Володя сказал: "Ну, что теперь делать… Давайте все ко мне. Там что-нибудь придумаем". Запало в память: по вечерней улице брел Володя с Окуджавой, а за ними по тротуару следовала колона народу, темная, притихшая в ожидании нового чуда. Квартира Володи была переполнена, входная дверь открыта настежь, люди стояли на лестнице, сидели на подоконниках. Во дворе у подъезда собралась большая толпа. Тогда микрофон подключили к усилителю, большие самодельные аудио колонки вынесли на лестницу. Люди замерли, притихли… Над этой тишиной зазвучали гитарные аккорды, слабый голос Окуджавы… Возможно, этот человек знал ответ на главный вопрос мироздания: зачем мы живем?
* * *
Борису пришла мысль: можно предложить Окуджаве выступить на каком-то большом концерте по случаю комсомольского юбилея, — их много впереди. Ведь есть же у него подходящие случаю песни: "Комиссары в пыльных шлемах" или "Надежда, я…" В следующую секунду Борис представил Окуджаву на сцене Кремлевского дворца съездов, — нелепая маленькая фигурка человека в поношенном пиджаке. Поэт похож на похудевшего и постаревшего Чарли Чаплина, всегда печального, с узкой грудью, выразительными глазами и усиками.
Вот он стоит на авансцене с гитарой, освещенный полусотней нестерпимо ярких софитов, а напротив в мягких креслах — десять тысяч слушателей, делегатов комсомольской конференции, молодых олухов с красными бантами, которые только что послушали гражданскую лирику Иосифа Кобзона "Наша Родина — революция" в сопровождении симфонического оркестра.
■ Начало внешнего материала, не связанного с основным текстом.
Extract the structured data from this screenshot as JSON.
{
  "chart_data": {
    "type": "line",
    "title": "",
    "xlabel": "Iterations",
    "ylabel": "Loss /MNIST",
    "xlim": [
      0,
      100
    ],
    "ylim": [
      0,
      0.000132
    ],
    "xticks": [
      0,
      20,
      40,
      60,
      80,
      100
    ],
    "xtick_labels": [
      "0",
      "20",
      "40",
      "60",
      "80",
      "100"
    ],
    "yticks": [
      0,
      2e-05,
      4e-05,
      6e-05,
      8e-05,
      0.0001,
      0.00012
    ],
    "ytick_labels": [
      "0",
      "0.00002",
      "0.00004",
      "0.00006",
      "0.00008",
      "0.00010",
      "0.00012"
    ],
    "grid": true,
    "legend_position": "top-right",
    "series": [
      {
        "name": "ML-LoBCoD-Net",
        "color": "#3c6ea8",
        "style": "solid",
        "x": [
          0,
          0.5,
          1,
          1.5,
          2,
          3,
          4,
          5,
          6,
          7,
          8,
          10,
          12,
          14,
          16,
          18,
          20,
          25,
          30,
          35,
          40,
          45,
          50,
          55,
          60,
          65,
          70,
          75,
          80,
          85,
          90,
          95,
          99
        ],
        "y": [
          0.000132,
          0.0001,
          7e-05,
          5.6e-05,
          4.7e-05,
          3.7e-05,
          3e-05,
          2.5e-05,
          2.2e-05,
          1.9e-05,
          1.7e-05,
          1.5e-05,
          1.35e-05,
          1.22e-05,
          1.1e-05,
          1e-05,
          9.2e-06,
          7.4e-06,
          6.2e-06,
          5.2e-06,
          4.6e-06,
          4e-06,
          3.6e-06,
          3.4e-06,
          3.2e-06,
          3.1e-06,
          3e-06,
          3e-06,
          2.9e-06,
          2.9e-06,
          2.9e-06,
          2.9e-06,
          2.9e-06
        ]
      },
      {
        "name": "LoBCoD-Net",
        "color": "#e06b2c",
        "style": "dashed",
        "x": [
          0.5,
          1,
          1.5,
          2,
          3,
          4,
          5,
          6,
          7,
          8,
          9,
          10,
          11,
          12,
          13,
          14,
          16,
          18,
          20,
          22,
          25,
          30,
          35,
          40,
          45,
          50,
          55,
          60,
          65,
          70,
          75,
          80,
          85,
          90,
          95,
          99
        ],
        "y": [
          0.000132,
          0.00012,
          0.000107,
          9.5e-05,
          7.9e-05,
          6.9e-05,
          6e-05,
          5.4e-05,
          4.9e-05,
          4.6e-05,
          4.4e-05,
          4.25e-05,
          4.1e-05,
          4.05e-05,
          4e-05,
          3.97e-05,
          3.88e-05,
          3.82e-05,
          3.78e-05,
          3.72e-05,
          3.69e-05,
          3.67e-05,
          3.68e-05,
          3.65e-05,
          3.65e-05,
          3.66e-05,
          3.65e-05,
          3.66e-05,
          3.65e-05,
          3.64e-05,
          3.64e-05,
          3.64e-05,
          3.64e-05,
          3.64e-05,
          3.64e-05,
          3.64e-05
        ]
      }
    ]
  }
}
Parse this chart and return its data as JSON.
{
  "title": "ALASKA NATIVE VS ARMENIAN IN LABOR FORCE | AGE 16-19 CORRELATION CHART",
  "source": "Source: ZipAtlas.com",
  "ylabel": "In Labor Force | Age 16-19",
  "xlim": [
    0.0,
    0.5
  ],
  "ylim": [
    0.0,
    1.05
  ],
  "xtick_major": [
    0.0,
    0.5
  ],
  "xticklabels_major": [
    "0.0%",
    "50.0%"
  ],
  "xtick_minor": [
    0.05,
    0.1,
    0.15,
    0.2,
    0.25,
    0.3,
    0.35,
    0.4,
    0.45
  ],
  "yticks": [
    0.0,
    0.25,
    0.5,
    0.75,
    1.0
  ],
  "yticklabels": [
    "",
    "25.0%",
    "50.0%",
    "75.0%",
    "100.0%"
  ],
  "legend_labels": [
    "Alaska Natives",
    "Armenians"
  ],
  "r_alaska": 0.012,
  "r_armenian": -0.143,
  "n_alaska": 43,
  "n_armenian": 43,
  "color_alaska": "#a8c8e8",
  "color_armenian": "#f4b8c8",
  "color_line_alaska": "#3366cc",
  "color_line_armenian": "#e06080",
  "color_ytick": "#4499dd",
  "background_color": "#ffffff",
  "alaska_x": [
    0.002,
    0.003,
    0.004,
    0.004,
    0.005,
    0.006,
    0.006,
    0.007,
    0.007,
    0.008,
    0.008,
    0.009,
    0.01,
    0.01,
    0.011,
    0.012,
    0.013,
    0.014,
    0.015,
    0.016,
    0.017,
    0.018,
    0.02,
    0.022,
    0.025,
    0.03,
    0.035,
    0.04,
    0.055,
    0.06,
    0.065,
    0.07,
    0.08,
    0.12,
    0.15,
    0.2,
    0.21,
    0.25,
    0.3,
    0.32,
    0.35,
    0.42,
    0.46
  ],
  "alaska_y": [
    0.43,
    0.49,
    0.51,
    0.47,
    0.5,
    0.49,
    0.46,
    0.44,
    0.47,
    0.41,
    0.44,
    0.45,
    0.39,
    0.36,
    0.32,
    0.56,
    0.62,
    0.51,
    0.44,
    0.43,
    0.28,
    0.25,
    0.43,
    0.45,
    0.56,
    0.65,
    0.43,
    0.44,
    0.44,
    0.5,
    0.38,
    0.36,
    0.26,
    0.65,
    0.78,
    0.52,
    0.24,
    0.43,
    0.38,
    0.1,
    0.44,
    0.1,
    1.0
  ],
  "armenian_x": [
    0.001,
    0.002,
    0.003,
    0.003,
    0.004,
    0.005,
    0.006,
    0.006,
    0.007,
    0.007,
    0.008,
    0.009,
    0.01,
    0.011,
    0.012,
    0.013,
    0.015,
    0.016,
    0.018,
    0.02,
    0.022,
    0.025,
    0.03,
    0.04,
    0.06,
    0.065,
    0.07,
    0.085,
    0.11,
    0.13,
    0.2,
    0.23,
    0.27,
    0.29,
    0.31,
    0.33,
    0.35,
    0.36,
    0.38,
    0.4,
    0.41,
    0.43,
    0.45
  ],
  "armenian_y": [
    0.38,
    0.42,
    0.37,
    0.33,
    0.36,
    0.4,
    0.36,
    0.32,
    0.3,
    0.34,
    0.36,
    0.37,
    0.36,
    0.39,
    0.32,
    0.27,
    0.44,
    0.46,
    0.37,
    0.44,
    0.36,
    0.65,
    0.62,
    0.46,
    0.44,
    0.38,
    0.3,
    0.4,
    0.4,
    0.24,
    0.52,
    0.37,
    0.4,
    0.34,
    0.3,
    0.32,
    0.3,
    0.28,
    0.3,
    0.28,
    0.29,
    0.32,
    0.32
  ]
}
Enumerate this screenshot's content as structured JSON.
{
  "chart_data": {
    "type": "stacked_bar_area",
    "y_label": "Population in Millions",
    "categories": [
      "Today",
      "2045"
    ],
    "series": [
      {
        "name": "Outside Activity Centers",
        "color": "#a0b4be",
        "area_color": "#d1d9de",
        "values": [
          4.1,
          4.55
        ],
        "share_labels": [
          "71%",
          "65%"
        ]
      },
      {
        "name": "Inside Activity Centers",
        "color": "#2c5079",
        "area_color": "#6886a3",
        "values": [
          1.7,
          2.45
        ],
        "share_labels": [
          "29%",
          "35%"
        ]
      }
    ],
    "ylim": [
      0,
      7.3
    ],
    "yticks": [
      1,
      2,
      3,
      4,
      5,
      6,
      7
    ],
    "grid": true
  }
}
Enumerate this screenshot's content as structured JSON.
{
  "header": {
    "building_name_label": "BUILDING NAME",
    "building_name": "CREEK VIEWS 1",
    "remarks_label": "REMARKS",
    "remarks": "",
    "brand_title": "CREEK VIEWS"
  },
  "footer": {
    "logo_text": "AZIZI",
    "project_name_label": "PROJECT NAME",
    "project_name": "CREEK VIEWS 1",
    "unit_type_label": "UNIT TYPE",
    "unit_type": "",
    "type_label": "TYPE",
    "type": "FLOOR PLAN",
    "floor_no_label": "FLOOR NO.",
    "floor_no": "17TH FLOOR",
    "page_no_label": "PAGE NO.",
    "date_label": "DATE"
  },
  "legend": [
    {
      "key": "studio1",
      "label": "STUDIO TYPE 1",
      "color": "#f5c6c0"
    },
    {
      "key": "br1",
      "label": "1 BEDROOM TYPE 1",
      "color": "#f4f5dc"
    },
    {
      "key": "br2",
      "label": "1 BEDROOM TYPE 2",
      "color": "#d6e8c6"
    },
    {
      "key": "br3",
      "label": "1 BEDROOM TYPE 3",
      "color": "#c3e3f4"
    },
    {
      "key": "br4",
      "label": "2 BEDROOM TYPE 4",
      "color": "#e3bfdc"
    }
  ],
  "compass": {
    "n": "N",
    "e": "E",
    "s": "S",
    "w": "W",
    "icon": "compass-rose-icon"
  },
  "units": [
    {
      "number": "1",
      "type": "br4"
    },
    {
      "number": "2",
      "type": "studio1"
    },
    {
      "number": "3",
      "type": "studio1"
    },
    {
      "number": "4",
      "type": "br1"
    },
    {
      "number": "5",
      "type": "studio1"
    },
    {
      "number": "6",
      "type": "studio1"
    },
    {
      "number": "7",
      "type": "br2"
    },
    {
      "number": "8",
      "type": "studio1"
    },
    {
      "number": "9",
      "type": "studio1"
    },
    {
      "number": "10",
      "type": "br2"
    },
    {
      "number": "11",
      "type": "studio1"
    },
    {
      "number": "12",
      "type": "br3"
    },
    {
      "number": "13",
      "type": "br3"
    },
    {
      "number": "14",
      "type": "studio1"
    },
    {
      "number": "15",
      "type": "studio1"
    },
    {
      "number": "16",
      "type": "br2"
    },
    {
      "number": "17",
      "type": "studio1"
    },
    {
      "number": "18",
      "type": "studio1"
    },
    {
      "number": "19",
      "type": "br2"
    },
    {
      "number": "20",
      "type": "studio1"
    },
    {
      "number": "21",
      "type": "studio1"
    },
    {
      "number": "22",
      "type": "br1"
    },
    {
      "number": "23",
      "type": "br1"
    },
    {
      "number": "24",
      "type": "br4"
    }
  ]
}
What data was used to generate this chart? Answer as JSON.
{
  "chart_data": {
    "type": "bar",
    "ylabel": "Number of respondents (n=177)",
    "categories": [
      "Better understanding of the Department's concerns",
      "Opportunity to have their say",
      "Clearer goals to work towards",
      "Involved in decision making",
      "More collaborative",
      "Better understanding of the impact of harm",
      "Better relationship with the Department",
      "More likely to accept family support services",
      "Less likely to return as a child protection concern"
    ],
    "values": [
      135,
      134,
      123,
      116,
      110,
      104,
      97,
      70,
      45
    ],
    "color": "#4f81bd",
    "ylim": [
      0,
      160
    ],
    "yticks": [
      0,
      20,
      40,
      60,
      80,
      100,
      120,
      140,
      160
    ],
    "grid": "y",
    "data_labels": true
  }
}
И теперь хотят продолжения, — что-нибудь про Ленина, любимую коммунистическую партию и родной комсомол. Нет, приглашать Окуджаву — плохая идея. И зачем что-то обещать человеку, морочить ему голову, если наперед известно, что приемная комиссия не пропустит никаких песен под гитару.
Подошла очередь Окуджавы, он поставил на прилавок стеклянную банку, протянул чек и сказал:
— Пожалуйста, полкило сметаны и триста "Российского" сыру.
— У тебя банка немытая, — сказала продавщица.
— Разве? Извините…
— Чего извиняешься? Мыть банку надо… И маленькая она. В нее только четыреста грамм влезет. Я налью, а четырнадцать копеек в кассе обратно получишь. Понял?
— Понял: четырнадцать копеек…
Продавщица взвесила на весах стеклянную банку, половником зачерпнула из огромного бидона сметану, жидкую, как кефир, и стала нацеживать в банку.
Борис нетерпеливо переминался с ноги на ногу. Нет, он все-таки подойдет, представится и скажет то, что Окуджава выразил то, о чем думают, что чувствуют сотни и тысячи молодых людей… Борис сделал шаг вперед и остановился, заволновавшись. Слова смешались, перепутались и рассыпались на буквы. Окуджава положил в авоську полную банку и кусок сыра, завернутый в толстую грязно-коричневую бумагу, пошел к двери, забыв получить в кассе свои четырнадцать копеек за недолитые сто грамм сметаны. Борис так и не решился подойти, подумал для самоуспокоения, что случай еще наверняка будет, ведь соседи.